Etwa 1935 und 1936 beteiligten wir jüngeren Jugendlichen uns immer weniger an Veranstaltungen der Hitlerjugend. Das mag eine Folge der Versetzung des Lehrers Rössel gewesen sein. Von da an gab es für uns in einem Raum des Klosters eine Betreuung durch Frauen der NS-Frauenschaft, bei denen wir manche Nachmittage bei Spiel und Gesang, nicht selten auch Geschichten hörend, verbrachten. In diesem sog. „Jugendhort“ wurden uns ab und zu Suppen oder Kakao gereicht. Zum allgemeinen Zufriedensein fehlte uns aber ein jungenhaftes Miteinander.

Das sollte uns dann aber im Rahmen des „Deutschen Jungvolks“ in der Hitler-Jugend geboten werden, dem wir als einzigem Jugendverband für die 10- bis 14jährigen nach dem Staatsjugendgesetz vom 1.12.1936 angehören sollten. Der neue zuständige Jungvolkführer war allerdings grob in seiner Art und unflätig in seinen Reden. Er ließ uns immer wieder durch Altenahr marschieren, ohne dass er andere Ideen der Dienstgestaltung gehabt hätte. So verloren wir schnell das Interesse am Jungvolkdienst.

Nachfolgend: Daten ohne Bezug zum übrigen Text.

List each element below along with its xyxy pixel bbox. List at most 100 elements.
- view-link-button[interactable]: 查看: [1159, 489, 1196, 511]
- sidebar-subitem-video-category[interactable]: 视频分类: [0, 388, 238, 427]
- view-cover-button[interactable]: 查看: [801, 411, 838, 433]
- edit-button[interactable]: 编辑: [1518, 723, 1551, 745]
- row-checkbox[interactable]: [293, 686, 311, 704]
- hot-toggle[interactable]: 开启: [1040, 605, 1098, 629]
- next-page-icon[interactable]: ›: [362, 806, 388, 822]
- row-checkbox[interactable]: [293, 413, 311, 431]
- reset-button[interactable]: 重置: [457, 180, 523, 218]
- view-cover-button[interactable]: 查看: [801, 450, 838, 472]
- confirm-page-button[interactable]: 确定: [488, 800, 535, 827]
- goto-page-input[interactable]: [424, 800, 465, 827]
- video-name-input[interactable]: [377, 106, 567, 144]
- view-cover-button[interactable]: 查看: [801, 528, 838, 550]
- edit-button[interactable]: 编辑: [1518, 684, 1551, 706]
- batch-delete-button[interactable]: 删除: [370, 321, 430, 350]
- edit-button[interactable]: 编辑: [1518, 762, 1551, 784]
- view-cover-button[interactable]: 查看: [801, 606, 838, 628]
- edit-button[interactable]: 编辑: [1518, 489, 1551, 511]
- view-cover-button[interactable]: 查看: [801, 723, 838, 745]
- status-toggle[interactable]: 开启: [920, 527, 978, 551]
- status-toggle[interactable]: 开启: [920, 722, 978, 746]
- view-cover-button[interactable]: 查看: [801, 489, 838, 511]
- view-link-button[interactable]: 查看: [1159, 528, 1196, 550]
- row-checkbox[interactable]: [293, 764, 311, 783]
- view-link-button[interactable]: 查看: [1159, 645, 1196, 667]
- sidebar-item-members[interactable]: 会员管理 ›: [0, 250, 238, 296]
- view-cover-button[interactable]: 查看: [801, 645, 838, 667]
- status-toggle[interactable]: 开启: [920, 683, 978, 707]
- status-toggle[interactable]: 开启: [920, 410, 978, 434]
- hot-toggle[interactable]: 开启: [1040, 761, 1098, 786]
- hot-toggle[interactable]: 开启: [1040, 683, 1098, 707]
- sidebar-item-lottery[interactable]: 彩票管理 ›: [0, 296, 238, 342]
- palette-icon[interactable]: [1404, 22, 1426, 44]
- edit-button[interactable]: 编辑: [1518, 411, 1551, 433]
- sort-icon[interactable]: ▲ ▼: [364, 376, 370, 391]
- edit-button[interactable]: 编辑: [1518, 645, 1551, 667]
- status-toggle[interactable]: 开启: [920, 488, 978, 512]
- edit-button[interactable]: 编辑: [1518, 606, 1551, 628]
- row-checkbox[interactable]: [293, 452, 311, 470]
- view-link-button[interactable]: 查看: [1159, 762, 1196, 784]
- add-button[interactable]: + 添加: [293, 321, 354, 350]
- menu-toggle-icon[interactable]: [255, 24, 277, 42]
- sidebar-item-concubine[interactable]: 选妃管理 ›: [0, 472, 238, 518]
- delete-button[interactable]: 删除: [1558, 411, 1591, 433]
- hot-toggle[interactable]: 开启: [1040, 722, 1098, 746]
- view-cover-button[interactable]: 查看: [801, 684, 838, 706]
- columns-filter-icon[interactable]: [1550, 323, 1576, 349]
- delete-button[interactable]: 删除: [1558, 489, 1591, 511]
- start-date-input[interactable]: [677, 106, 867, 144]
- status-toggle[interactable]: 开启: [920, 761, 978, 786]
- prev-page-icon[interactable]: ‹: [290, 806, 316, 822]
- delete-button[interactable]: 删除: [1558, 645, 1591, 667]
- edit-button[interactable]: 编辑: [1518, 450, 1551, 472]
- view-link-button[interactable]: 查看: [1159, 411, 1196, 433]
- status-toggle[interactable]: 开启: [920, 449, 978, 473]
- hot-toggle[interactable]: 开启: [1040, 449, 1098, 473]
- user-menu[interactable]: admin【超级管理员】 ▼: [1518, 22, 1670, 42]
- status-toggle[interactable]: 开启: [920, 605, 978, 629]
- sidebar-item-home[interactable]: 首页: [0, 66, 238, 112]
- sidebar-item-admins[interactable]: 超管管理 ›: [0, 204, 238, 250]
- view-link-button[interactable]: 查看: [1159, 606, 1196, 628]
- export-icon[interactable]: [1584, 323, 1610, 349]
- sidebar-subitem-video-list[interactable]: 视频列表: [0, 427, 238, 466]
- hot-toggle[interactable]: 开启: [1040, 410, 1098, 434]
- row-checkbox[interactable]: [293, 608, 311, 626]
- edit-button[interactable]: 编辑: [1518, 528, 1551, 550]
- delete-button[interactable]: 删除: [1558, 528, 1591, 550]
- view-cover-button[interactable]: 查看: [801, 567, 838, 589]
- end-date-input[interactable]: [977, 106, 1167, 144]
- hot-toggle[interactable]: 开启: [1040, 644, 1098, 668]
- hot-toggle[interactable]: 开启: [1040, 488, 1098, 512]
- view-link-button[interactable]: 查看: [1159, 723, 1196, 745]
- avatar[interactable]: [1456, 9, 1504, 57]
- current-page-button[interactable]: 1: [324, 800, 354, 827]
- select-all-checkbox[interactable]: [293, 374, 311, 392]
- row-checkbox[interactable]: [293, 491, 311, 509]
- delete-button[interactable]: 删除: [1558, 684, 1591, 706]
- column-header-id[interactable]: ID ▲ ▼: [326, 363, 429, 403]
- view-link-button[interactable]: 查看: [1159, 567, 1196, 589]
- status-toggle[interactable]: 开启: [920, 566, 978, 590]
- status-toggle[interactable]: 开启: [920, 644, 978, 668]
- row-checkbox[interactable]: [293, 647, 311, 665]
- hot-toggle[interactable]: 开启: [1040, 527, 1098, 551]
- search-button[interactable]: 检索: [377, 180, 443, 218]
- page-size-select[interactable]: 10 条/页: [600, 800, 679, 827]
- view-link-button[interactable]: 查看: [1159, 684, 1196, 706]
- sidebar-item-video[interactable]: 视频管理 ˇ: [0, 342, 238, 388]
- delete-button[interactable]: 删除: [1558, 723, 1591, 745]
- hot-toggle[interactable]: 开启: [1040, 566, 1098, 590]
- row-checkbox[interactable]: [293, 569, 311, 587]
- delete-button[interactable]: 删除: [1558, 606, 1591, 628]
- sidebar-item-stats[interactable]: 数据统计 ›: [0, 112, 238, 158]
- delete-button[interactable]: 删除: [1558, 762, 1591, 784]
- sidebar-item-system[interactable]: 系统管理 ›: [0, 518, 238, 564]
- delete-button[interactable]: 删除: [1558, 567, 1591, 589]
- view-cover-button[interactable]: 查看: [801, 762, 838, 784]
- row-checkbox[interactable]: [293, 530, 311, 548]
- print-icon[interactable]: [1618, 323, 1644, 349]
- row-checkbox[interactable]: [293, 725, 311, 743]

Die einzige Freude brachten gelegentliche Fußballspiele, die wir aber mehr unter uns als im Rahmen des Dienstes pflegten. Leider trainierten wir im Dienst nie für die Leichtathletik, so dass wir bei den alljährlichen Reichsjugendwettkämpfen, die wir Altenahrer „Pimpfe“ im Frühjahr auf dem Fußballplatz mit Sprunggrube in Kreuzberg absolvieren mussten, nicht gut abschnitten. Mangelndes Training war auch die Ursache für schlechte Ergebnisse im Jahre 1936 beim turnerischen Teil meiner Aufnahmeprüfung im Realgymnasium Ahrweiler-Bad Neuenahr in Ahrweiler. Dort hatte man im Rahmen der nunmehr höheren Bedeutung des Sports die früher übliche Aufnahmeprüfung um einen sportlichen Teil erweitern müssen.

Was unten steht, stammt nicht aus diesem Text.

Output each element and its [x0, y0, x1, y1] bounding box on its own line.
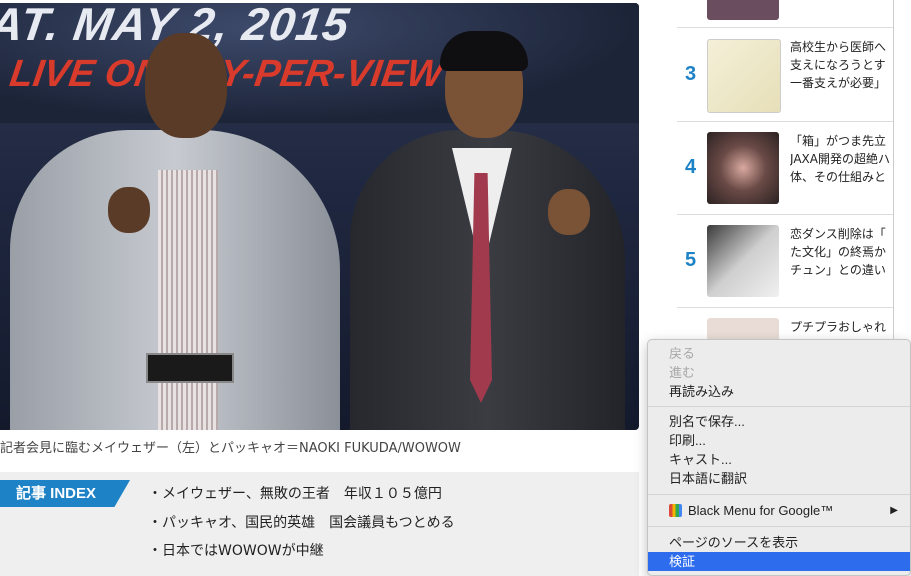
- menu-separator: [648, 406, 910, 407]
- ranking-thumbnail[interactable]: [707, 225, 779, 297]
- article-index: 記事 INDEX ・メイウェザー、無敗の王者 年収１０５億円 ・パッキャオ、国民…: [0, 472, 639, 576]
- menu-item-forward[interactable]: 進む: [648, 363, 910, 382]
- article-photo[interactable]: AT. MAY 2, 2015 LIVE ON PAY-PER-VIEW: [0, 3, 639, 430]
- menu-item-reload[interactable]: 再読み込み: [648, 382, 910, 401]
- ranking-thumbnail[interactable]: [707, 132, 779, 204]
- photo-caption: 記者会見に臨むメイウェザー（左）とパッキャオ＝NAOKI FUKUDA/WOWO…: [0, 441, 461, 456]
- menu-item-translate[interactable]: 日本語に翻訳: [648, 469, 910, 488]
- boxer-left-belt: [146, 353, 234, 383]
- menu-item-save-as[interactable]: 別名で保存...: [648, 412, 910, 431]
- menu-item-print[interactable]: 印刷...: [648, 431, 910, 450]
- ranking-item-5[interactable]: 5 恋ダンス削除は「 た文化」の終焉か チュン」との違い: [677, 215, 893, 308]
- index-item[interactable]: ・メイウェザー、無敗の王者 年収１０５億円: [148, 483, 455, 512]
- index-item[interactable]: ・パッキャオ、国民的英雄 国会議員もつとめる: [148, 512, 455, 541]
- context-menu: 戻る 進む 再読み込み 別名で保存... 印刷... キャスト... 日本語に翻…: [647, 339, 911, 576]
- ranking-thumbnail[interactable]: [707, 39, 781, 113]
- google-apps-icon: [669, 504, 682, 517]
- menu-item-back[interactable]: 戻る: [648, 344, 910, 363]
- menu-separator: [648, 494, 910, 495]
- ranking-item-3[interactable]: 3 高校生から医師へ 支えになろうとす 一番支えが必要」: [677, 28, 893, 122]
- rank-number: 4: [685, 156, 697, 178]
- menu-item-view-source[interactable]: ページのソースを表示: [648, 533, 910, 552]
- menu-separator: [648, 526, 910, 527]
- boxer-right-hair: [440, 31, 528, 71]
- index-item[interactable]: ・日本ではWOWOWが中継: [148, 540, 455, 569]
- menu-item-black-menu[interactable]: Black Menu for Google™ ▶: [648, 501, 910, 520]
- rank-number: 3: [685, 63, 697, 85]
- ranking-title[interactable]: プチプラおしゃれ: [790, 318, 890, 336]
- boxer-left-fist: [108, 187, 150, 233]
- ranking-thumbnail[interactable]: [707, 0, 779, 20]
- index-tag: 記事 INDEX: [0, 480, 130, 507]
- ranking-title[interactable]: 高校生から医師へ 支えになろうとす 一番支えが必要」: [790, 38, 890, 92]
- menu-item-inspect[interactable]: 検証: [648, 552, 910, 571]
- menu-item-cast[interactable]: キャスト...: [648, 450, 910, 469]
- press-banner: AT. MAY 2, 2015 LIVE ON PAY-PER-VIEW: [0, 3, 639, 123]
- ranking-title[interactable]: 恋ダンス削除は「 た文化」の終焉か チュン」との違い: [790, 225, 890, 279]
- boxer-right-fist: [548, 189, 590, 235]
- submenu-arrow-icon: ▶: [890, 505, 898, 516]
- ranking-item-2[interactable]: [677, 0, 893, 28]
- ranking-title[interactable]: 「箱」がつま先立 JAXA開発の超絶ハ 体、その仕組みと: [790, 132, 890, 186]
- index-list: ・メイウェザー、無敗の王者 年収１０５億円 ・パッキャオ、国民的英雄 国会議員も…: [148, 483, 455, 569]
- boxer-left-shirt: [158, 170, 218, 430]
- boxer-left-head: [145, 33, 227, 138]
- rank-number: 5: [685, 249, 697, 271]
- ranking-item-4[interactable]: 4 「箱」がつま先立 JAXA開発の超絶ハ 体、その仕組みと: [677, 122, 893, 215]
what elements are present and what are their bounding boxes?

Daß die Verhältnisse in der Jugendbewegung und in sportlicher Hinsicht nicht so negativ hätten sein müssen, bewiesen die besseren Umstände in Adenau, wohin wir 1937 umzogen. Dort wirkten Jungvolkführer, die schon vor der NS-Zeit erfahrene Jugendführer in den früheren kirchlichen Jugendverbänden und den Adenauer Sportvereinen gewesen waren. Sie verstanden es besser, den Wünschen der Jugendlichen entgegenzukommen5).

Quellen:

  1. Georg Walther Heyer: Die Fahne ist mehr als der Tod. Lieder der Nazizeit, München 1980, S. 35 und S. 36, S. 21 und S. 22.
  2. Christian Schmidt: Erwiderung des Bürgermeisters Christian Schmidt zu Altenahr auf die gegen ihn in der ersten Sitzung des neugewählten Gemeinderats von Altenahr zur Begründung des von der 3 Mann starken Fraktion der N.S.D.A.P eingerbachten Mißtrauensvotums (erhobene Vorwürfe).
  3. Bernd Raussen: Das NS-Regime. In: Jugend im Eifeldorf, Adenau 1995, S. 44.
  4. Manfred Korden: Denkmal zur Erinnerung an den Separatistenabwehrkampf. In: Jahrbuch 1998 Stadt Adenau, S. 99-S. 105.
  5. Bernd Raussen: Jungvolkdienst. In: s, Anm. 3, S. 54 und 55.